On 07/29/2015 07:50 PM, Lloyd Kvam wrote:
> On Wed, 2015-07-29 at 14:56 -0400, Joshua Judson Rosen wrote:
> DKIM fouled up a list I manage when the sender was @comcast.com or
> @yahoo.com.  mailman broke the signatures and people using comcast and
> yahoo could not receive the messages.
> 
> My fix in /etc/mailman/mm_cfg.py
> #~ DKIM Handling
> #~ set up allow author is list
> REMOVE_DKIM_HEADERS = 1
> ALLOW_FROM_IS_LIST = Yes
> DEFAULT_FROM_IS_LIST = 1
> 
> Now all the emails are getting delivered.  I do NOT claim this is better
> than the earlier advice, merely that this got email flowing again.

Right, that's what Yahoo! does on their lists--has the mailing lists
pretend that they're writing the e-mails themselves as they `forward'
them through, so mail that you get from the list has headers like:

	From: "Bob Dobbs <bob at subgenius.com>" <the-list at slackers.com>

Check out the "dmarc_moderation_action" option in Mailman 2.1.18,
which at least lets you narrow the scope on that behaviour to
affect only the messages that require it.

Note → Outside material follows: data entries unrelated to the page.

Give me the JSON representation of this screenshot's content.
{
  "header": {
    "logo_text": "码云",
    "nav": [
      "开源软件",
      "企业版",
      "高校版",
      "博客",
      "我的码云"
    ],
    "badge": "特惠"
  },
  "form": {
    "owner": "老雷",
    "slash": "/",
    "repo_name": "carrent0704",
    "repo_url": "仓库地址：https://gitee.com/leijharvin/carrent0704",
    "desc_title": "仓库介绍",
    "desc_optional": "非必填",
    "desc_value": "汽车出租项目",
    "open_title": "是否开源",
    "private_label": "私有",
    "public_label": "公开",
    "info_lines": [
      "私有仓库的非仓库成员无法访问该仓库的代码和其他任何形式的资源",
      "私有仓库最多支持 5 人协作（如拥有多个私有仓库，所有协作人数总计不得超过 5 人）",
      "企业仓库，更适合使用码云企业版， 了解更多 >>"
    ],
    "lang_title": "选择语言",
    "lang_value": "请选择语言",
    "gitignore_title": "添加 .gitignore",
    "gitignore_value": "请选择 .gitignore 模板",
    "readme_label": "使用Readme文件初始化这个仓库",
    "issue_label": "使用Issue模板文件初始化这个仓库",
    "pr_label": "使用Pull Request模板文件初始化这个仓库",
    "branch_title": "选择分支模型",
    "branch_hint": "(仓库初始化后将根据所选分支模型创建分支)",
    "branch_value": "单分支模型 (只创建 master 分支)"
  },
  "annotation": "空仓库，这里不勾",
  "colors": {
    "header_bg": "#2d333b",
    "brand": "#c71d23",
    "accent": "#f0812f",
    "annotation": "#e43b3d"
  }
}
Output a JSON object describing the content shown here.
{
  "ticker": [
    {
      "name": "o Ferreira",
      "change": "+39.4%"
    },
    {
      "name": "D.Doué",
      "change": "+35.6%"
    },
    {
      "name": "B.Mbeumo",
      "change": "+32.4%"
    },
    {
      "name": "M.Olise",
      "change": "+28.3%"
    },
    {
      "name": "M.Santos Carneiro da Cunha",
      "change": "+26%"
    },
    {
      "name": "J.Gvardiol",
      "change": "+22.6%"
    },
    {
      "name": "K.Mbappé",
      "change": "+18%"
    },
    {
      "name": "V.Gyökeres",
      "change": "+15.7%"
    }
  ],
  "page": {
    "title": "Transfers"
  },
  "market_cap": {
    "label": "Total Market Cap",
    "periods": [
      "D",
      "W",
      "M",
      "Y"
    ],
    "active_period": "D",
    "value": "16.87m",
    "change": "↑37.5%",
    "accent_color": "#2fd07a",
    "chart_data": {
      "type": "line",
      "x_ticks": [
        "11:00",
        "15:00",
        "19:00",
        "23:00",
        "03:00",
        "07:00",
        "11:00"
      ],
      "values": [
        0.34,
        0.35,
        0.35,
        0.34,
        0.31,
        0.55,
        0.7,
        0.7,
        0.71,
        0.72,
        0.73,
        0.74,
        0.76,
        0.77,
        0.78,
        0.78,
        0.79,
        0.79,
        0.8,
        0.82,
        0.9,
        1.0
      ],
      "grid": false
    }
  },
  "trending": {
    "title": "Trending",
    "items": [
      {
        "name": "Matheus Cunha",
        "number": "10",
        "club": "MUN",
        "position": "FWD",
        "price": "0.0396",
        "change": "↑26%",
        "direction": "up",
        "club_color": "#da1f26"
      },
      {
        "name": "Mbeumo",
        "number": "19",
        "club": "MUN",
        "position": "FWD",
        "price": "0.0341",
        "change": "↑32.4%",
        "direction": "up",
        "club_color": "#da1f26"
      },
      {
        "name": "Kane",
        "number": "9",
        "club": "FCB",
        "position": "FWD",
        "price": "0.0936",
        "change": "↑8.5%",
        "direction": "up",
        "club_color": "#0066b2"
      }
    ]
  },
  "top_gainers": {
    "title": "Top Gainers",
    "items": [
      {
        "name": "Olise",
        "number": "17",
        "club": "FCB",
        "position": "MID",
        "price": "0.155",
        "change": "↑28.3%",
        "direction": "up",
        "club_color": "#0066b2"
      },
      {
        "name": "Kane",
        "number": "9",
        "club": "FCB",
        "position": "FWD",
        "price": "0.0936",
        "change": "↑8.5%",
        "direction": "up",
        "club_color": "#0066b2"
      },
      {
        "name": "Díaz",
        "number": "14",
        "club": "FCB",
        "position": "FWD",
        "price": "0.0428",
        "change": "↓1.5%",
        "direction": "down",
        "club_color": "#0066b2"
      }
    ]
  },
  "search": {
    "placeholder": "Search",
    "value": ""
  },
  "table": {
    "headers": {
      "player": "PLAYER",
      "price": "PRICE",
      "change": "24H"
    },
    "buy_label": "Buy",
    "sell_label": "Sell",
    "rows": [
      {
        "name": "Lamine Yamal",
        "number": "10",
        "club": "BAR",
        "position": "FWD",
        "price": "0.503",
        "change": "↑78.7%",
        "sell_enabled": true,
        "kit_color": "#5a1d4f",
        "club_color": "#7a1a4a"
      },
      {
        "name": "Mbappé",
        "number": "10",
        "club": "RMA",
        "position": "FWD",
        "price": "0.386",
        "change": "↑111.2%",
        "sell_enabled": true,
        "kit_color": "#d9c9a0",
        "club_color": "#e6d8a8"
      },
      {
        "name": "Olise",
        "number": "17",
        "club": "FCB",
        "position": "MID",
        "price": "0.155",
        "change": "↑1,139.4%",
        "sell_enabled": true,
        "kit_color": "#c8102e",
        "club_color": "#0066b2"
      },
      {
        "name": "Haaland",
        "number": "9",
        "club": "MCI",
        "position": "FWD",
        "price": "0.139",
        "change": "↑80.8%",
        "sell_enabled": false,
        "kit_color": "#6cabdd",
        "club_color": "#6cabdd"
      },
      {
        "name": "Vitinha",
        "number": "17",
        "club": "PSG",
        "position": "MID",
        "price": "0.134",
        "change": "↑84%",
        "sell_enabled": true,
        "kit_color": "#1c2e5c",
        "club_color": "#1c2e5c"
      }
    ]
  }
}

To be fair to Yahoo! (which may actually make them look worse...),
IIRC, the reason they prefer that mailing-list configuration
(and the reason for Yahoo! becoming (in)famous again) was more because
outbound mail from Yahoo! user accounts was using DMARC with *SPF*,
and not so much because of DKIM (and Mailman's docs IIRC referred
to this as "DMARC mitigation").

I think you should be able to deal with even broad-scoped DKIM
signature by just not munging the signed content as it passes
through; SPF+DMARC, on the other hand, is basically impossible
to deal with without completely changing the model of mailing
lists--from relaying, to forwarding under the list's own
authorship claim.

The DMARC FAQ actually has an item for this:

	https://dmarc.org/wiki/FAQ#I_operate_a_mailing_list_and_I_want_to_interoperate_with_DMARC.2C_what_should_I_do.3F

	1. Operate strictly as a "forwarder," where the
	RFC5321.RcptTo field is changed to send the message
	to list members, but the RFC5322 message headers and body
	are not altered.

	Pros: Receiving systems can validate the DKIM signature of
	the message author, if one was present.

	Cons: Senders that depend solely on SPF for authentication
	will still fail. Precludes many customary features of
	mailing lists, such as "Subject:" tags, list footers/disclaimers,
	etc.

(though note that *digest* delivery should `just work' in either case,
 with no changes [though the DMARC FAQ doesn't mention that])


-- 
"Don't be afraid to ask (λf.((λx.xx) (λr.f(rr))))."